Gareth Sion Jenkins: writer, performer and digital media artist. Gareth currently teaches creative writing at the University of Newcastle, the University of Technology Sydney, and the University of Wollongong where he is a PhD candidate in the Faculty of Creative Arts. His theoretical work focuses on art-makers who have experienced schizophrenia and he has presented his research in Australia, Europe and the U.S.A. Gareth’s creative work explores poetry, prose, digital media and performance. He has performed and been published in Australia and internationally.

 

Corfu

Swallows loudly in ancient architraves wake me
diving onto cobbled stones washed each morning.

The motion of my mind towards you,
lips bent and feeling no thing, no thing
finds me.
Swallows loudly.

I remember every dream in which you sing,
your voice a hedged rustling;
aural snow drifting into the Pyrenees rift,
your breath moves me breathing –
breathe,
breathe me in.

I remember every dream in which you say:
“My heart is four chambers singing your name.”

Come stand with in me.
Watch the morning light bright with Swallow’s wings uncoiling.

 

Premonitions

I looked for you on the subway and in Washington Square;
thought I saw you wandering through Central Park
as the light fell into the ice.

In Brooklyn there were rumours of your movements
spoken at the edges of basketball courts,
amid the crumble of brownstones.

I waited for days outside Printed Matter at 195 10th Avenue,
I was sure you would come and read their hand-made books.

Descending into Tahir Vintage Clothing Boutique at 412 & 9th St
I thought at last I had found you
chatting with the warm-smiling creature behind the counter.
You turned and morphed, striding away into another life,
leaving me seduced by a loosely-woven scarf.

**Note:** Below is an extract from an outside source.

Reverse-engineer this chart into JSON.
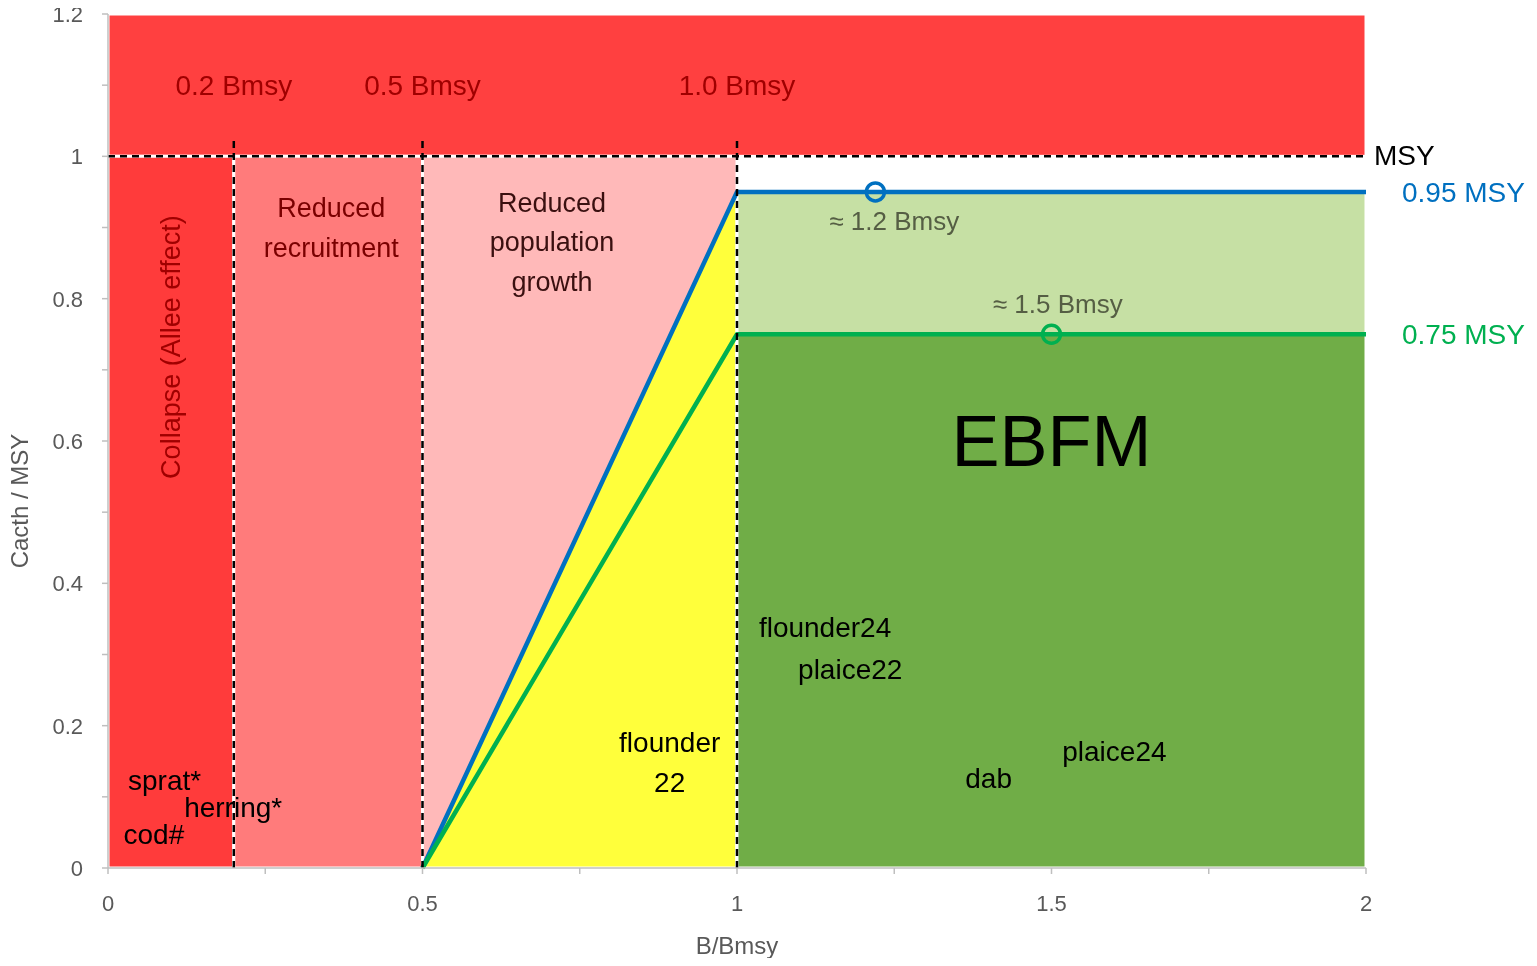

“Premonitions,” said the psychic at 1091 2nd Avenue,
her ringed finger coiling the curtain.
I listened to the passage of feet on the pavement outside,
hearing you again and again stop to check your watch, straighten your hat.

I have left my breath for you in Manhattan’s subterranean steam,
my fingerprints in the American Folk Art Museum,
my footprints in the tangled subway,
my laughter in the budding Central Park trees.

 

Skin Drink Rain

I ask her if she minds me smoking, holding before me a packet of rolling tobacco
as explanation. She holds up her own and as the carriage blunders the length of Spain
we fill the air with smoke. It soars forth between lips parted as if to speak,
though silence reigns;
clouds of silence fill the air, more convincing of a union than any words could be.

She runs out of paper and I lend her. Each time I set out to smoke I offer,
each time watching her hand as it reaches over,
veins rearing up under her skin.

Morning comes with mountains, waking me from an unknown sleep.
The wind is back, drawing dead leaves from trees.
Rain, hard against the metal roof, blurs and magnifies the world.
After the changeless weather of near Sahara, upper Africa – this blessing,
the air is laced with ice.
I take off my shirt and press my chest against the cool of the glass,
hang my head out of the window,
                                    let my skin       drink           rain.

She sleeps, immersed in a pool of dreams. “Come in the water’s beautiful,” she says
without moving her lips.

I wake later and she is gone.
Not even the depression of her weight marks the spot where she sat.
I run out of paper and curse her for hours, trying to read –
                                     trying to ignore the tapping of my foot,
                                     voice in my mind, restless tight rasping
                                     demanding to be fed.